Every ACCL installation includes TIA-606-B compliant labelling of every cable, port and panel, Fluke DSX test reports for every link, and as-built documentation showing the physical routing of every cable run. That documentation is not just a project handover requirement. It is a security asset that allows your IT team to identify, audit and control every physical network connection in the building.
Standards and sources
- NCSC network security guidanceUK National Cyber Security Centre
- ISO/IEC 27001 information securityInformation security management standard
Frequently asked questions
What is physical layer security in a commercial network?
Physical layer security refers to the measures taken to protect the physical cabling infrastructure, comms rooms and network access points from unauthorised access. It includes physically separate cable runs for sensitive network segments, access-controlled comms rooms, comprehensive cable documentation, and asset labelling that makes every network connection traceable and auditable. Physical layer security is the foundation on which software-based security measures, firewalls, VLANs, endpoint protection, operate.
Are VLANs sufficient to isolate AI systems from corporate networks?
VLANs provide effective logical separation for most commercial environments and should always be specified for AI devices and IoT systems. However, VLANs are implemented in switch firmware and are vulnerable to misconfiguration and certain attack techniques. For environments handling sensitive data, legal, financial, healthcare, government, physically separate cable runs for AI systems provide an additional layer of security that software-based VLAN separation cannot fully replicate. The appropriate approach depends on the sensitivity of the data and the regulatory environment.
Why does the cabling contractor matter for network security?
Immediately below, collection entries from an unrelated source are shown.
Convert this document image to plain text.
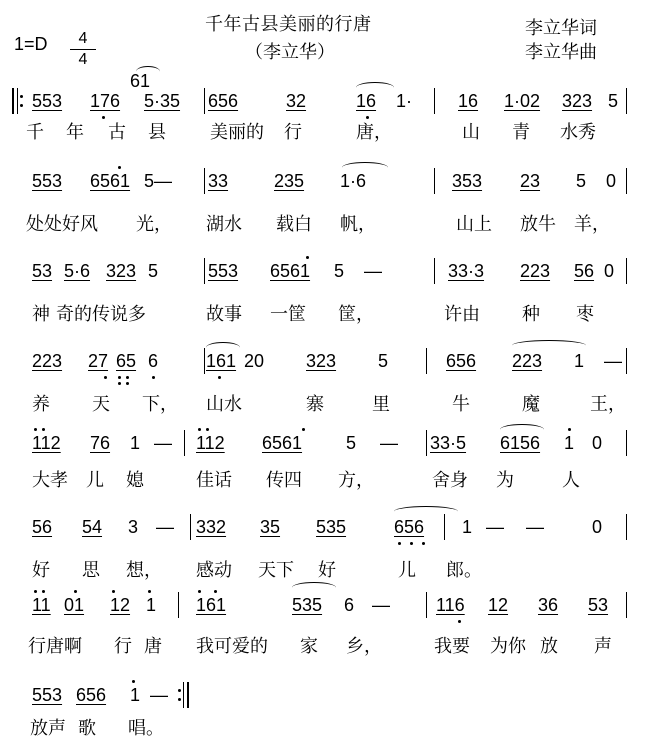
千年古县美丽的行唐
（李立华）
李立华词
李立华曲
1=D	4
4
553 176
61
5·35 656	32	16 1·	16 1·02 323 5
千 年 古 县 美丽的 行	唐，	山 青 水秀
553 6561 5— 33	235 1·6	353 23 5 0
处处好风 光， 湖水 载白 帆，	山上 放牛 羊，
53 5·6 323 5	553 6561 5 —	33·3 223 56 0
神 奇的传说多	故事 一筐 筐，	许由 种 枣
223 27 65 6	161 20 323 5	656 223 1 —
养 天 下， 山水	寨	里	牛	魔	王，
112 76 1 — 112 6561 5 — 33·5 6156 1 0
大孝 儿 媳	佳话 传四 方，	舍身 为	人
56 54 3 — 332 35 535	656 1 — —	0
好 思 想， 感动 天下 好	儿 郎。
11 01 12 1 161	535 6 —	116 12 36 53
行唐啊 行 唐 我可爱的 家 乡，	我要 为你 放 声
553 656 1 —
放声 歌 唱。
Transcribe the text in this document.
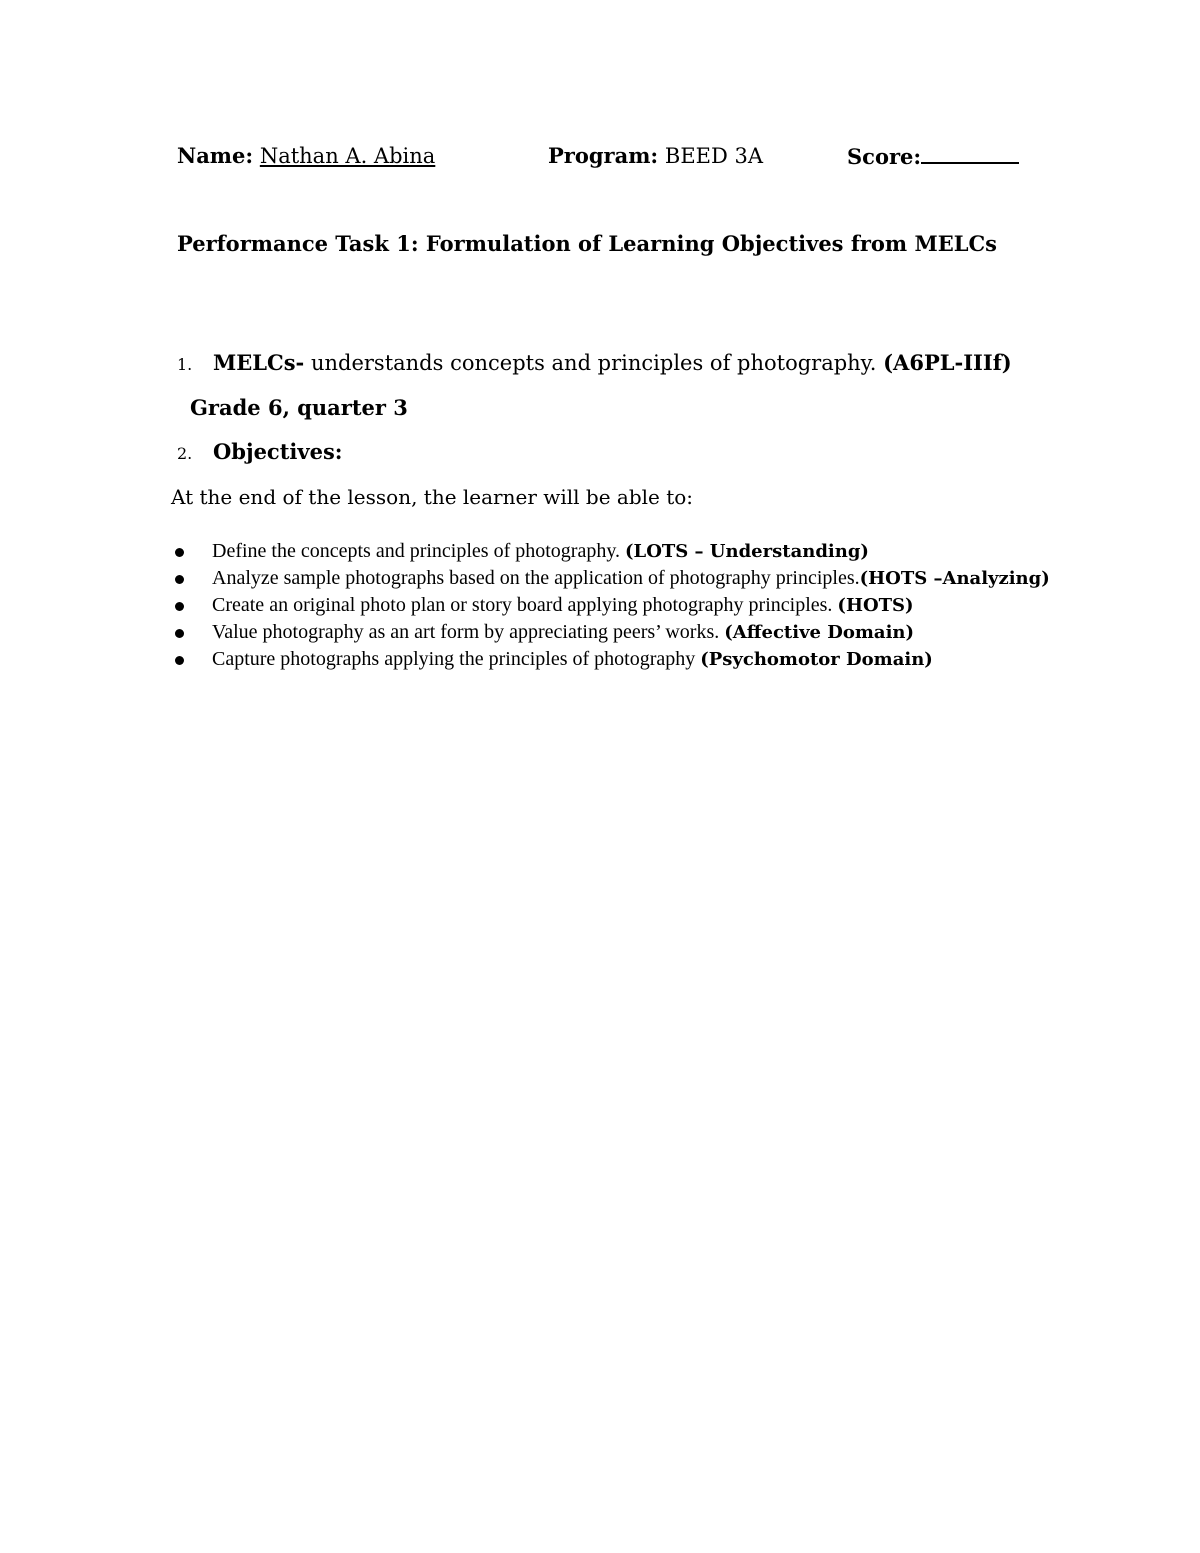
Name: Nathan A. Abina	Program: BEED 3A	Score:
Performance Task 1: Formulation of Learning Objectives from MELCs
1. MELCs- understands concepts and principles of photography. (A6PL-IIIf)
Grade 6, quarter 3
2. Objectives:
At the end of the lesson, the learner will be able to:
Define the concepts and principles of photography. (LOTS – Understanding)
Analyze sample photographs based on the application of photography principles.(HOTS –Analyzing)
Create an original photo plan or story board applying photography principles. (HOTS)
Value photography as an art form by appreciating peers’ works. (Affective Domain)
Capture photographs applying the principles of photography (Psychomotor Domain)
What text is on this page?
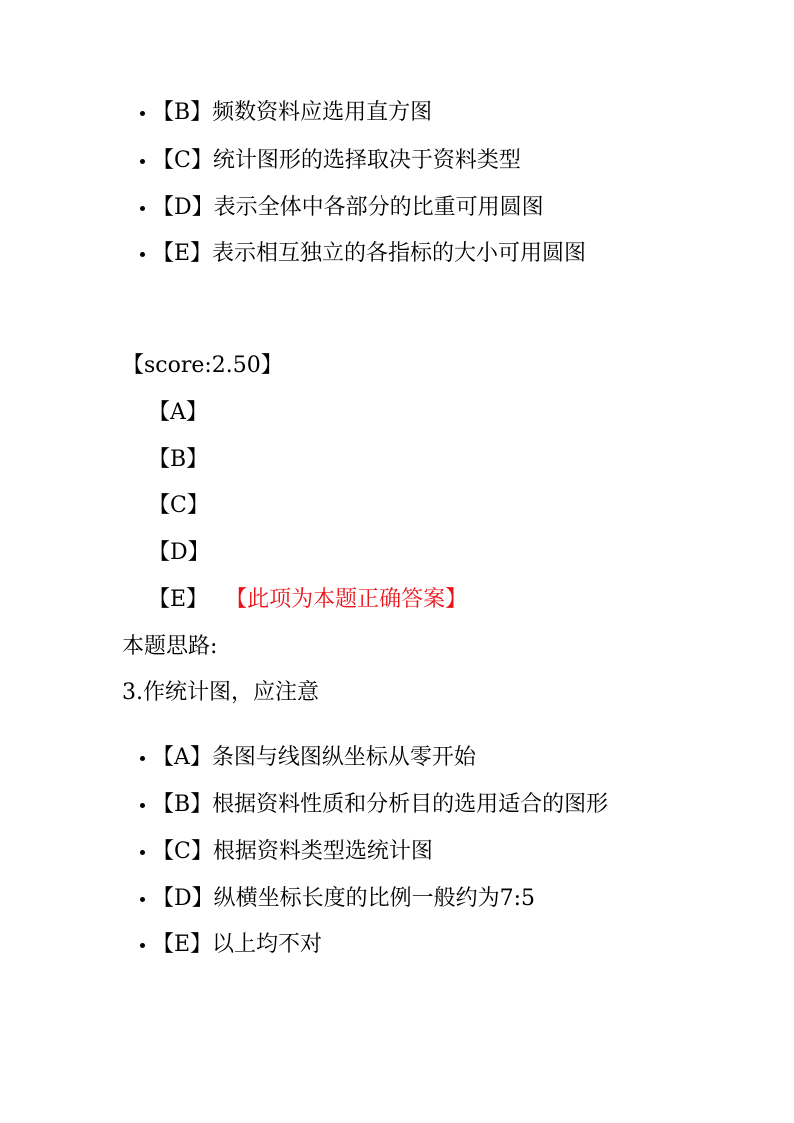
【B】频数资料应选用直方图
【C】统计图形的选择取决于资料类型
【D】表示全体中各部分的比重可用圆图
【E】表示相互独立的各指标的大小可用圆图
【score:2.50】
【A】
【B】
【C】
【D】
【E】 【此项为本题正确答案】
本题思路:
3.作统计图，应注意
【A】条图与线图纵坐标从零开始
【B】根据资料性质和分析目的选用适合的图形
【C】根据资料类型选统计图
【D】纵横坐标长度的比例一般约为7:5
【E】以上均不对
The cabling contractor determines how the physical network is structured, documented and labelled. A poorly documented installation with unlabelled cable runs and unaudited patch panel connections creates physical security vulnerabilities that software tools cannot detect or remediate. A well-documented installation with TIA-606-B compliant labelling and complete Fluke DSX test records gives the IT team full visibility of every physical network connection, which is the prerequisite for effective network security management.
Should AI CCTV and access control systems be on a separate network?
AI-powered CCTV and access control systems should always be on a dedicated network segment, separated from corporate data traffic. In most commercial environments, VLAN segmentation across a shared physical infrastructure is appropriate. In environments handling sensitive data or subject to regulatory requirements, physically separate cable runs and dedicated switch hardware provide a higher level of assurance. ACCL designs cabling infrastructure with network segmentation requirements built in from the outset.